I am learning the role of chaplain in a large Northwest medical center in the United Sates. It’s my second year and I am specializing in palliative care – that time and season of life after receiving a life-limiting diagnosis.
I’m discovering that it can be a time of intense beauty. A time only equalled by those moments of release when we learn to seize a moment in time, even while we let go of matter and matters that simply are no longer as important as they once were. One could perhaps call these, “last second” moments. My father used to say, “Nothing would get done if it were not for the last second!” I thought he was speaking of my school deadlines.
The time spent in palliative care can also be called “liminal space” time. The “event horizon” may be near or far, but it is real and undeniable. It is a gift, really, to have a deadline, even a Final One, as it tends to sharpen our focus. In some ways, living with that knowledge of the deadline helps to put fear in perspective. What could compare, in fact, to dealing with an existential threat that is not just probable, but has an anticipated arrival?
The closer we get to the final hours of life in this world, the more acutely aware we become of the sheer veil that separates what we have come to see as existence in this world and existence in the world beyond. It is sacred ground – a place where eternity kisses mortality and brings it through the veil.
So many times, I have stood by and felt less a chaplain than a midwife, as the soul labors to be born into the kehillah – the gathering place – of souls. We have no good words for it, actually, this liminal space. It is mystery, something one experiences rather than describes.

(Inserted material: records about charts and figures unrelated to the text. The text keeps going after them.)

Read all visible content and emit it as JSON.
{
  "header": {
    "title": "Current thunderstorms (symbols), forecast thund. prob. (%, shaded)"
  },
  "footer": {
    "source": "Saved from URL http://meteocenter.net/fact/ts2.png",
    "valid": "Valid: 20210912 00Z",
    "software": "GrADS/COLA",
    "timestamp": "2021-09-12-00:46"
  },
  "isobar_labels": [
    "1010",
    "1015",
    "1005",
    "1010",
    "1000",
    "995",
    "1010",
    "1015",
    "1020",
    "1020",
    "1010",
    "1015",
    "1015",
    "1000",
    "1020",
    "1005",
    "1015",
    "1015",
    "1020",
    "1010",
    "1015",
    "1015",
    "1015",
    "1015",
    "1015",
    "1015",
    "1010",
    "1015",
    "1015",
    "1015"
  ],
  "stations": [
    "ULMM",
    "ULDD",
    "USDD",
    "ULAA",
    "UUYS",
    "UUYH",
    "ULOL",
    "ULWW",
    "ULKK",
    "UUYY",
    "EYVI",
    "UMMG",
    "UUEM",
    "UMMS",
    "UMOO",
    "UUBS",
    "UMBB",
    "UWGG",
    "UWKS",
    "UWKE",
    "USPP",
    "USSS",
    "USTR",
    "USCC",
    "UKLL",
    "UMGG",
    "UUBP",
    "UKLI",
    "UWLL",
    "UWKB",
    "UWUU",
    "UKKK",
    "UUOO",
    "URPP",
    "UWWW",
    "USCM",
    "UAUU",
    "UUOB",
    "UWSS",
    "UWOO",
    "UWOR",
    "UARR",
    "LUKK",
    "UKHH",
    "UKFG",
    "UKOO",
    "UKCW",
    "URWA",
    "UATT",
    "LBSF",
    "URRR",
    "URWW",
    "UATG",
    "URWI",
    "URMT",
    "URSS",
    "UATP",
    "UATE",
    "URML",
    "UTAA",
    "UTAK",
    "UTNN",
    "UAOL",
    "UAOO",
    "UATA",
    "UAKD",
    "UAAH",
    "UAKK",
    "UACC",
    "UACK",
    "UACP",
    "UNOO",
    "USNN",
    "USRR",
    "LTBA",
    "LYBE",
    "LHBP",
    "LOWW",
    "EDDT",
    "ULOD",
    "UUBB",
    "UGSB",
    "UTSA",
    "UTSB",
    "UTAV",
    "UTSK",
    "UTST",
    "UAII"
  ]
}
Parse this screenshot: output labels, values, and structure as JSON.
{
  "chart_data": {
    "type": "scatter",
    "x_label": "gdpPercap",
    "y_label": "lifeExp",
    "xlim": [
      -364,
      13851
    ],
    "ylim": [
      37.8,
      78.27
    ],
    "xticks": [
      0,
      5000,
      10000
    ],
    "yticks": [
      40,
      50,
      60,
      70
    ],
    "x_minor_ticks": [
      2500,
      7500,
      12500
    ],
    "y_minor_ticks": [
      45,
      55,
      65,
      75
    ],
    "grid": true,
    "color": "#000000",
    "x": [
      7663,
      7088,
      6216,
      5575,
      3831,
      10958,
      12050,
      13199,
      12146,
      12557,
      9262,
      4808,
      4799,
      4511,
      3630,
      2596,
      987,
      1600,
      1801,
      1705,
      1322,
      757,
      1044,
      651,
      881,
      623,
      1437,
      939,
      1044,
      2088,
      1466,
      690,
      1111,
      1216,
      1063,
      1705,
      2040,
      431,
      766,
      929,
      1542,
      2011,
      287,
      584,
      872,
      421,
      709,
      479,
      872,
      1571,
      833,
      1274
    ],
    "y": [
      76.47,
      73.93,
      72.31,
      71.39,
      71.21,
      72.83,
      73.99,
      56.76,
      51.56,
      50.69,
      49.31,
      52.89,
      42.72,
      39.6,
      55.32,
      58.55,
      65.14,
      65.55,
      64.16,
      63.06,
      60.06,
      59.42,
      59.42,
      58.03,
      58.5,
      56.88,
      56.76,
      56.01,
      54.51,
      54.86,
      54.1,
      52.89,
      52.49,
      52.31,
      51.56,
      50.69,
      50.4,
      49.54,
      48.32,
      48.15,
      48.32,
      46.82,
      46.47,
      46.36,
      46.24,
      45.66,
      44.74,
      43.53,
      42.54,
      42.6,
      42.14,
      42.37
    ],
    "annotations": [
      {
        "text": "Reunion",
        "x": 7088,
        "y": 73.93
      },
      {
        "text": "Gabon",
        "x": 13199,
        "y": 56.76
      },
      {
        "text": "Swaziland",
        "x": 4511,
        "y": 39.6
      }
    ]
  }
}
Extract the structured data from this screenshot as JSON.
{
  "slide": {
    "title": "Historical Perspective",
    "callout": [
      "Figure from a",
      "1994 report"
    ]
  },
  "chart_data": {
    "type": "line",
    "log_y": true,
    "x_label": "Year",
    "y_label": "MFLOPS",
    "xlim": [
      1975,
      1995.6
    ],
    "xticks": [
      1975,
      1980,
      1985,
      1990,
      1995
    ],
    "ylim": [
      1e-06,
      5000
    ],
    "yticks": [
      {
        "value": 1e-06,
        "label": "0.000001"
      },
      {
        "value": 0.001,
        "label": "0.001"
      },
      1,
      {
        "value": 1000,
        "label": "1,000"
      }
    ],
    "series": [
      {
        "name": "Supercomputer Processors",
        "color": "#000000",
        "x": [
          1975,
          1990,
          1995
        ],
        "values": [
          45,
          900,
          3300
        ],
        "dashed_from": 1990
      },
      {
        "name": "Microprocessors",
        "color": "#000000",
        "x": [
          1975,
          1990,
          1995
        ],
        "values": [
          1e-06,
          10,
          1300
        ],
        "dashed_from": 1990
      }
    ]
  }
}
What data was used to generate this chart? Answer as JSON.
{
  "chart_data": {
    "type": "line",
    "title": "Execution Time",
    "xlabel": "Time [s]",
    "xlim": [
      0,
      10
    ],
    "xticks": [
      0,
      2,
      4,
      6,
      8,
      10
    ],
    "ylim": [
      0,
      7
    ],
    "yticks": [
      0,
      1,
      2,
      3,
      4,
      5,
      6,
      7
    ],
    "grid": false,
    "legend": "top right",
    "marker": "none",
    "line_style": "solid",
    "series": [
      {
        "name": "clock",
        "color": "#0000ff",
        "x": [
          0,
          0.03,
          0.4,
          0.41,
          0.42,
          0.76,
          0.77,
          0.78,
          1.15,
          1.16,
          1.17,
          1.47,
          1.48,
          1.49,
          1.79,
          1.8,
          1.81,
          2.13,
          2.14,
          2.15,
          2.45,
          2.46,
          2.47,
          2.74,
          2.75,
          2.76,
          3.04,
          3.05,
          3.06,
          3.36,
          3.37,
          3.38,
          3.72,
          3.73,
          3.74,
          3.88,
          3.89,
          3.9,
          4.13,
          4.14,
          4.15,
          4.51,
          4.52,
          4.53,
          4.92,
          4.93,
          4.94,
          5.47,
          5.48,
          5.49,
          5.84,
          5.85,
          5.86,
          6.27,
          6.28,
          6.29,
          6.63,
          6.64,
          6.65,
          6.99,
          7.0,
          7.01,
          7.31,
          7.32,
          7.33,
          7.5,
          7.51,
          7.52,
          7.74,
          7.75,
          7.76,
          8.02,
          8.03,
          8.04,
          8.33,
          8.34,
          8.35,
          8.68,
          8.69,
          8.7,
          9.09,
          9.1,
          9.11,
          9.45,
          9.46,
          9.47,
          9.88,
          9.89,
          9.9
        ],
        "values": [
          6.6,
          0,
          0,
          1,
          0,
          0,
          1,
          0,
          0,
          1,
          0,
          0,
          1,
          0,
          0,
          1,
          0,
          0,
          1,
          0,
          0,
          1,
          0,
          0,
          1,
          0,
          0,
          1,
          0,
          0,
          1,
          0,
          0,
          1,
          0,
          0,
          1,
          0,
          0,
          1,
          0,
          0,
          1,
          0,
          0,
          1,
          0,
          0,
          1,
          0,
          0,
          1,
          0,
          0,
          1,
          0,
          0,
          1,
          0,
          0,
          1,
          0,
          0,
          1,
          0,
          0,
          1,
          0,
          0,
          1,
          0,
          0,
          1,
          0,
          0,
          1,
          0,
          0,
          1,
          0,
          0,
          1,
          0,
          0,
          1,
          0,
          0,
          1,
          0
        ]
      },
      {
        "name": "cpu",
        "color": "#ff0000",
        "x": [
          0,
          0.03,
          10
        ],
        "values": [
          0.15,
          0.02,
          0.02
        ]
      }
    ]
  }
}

Perhaps these breathtaking sunsets of Autumn in the Northwest are gracious gifts; given to train our subconscious to see the beauty of the liminal space of life when it finally arrives.
My patient was surrounded by family and his pastor during his last hours. As I left his room, high up on the top floor of our hilltop hospital, the windows were lit with the alpenglow of sunset. The light slowly receded from pink to dusty lavender. Reflected gently on the first fresh snow on Mt. Hood, it passed, very slowly, steadily, from beauty to beauty.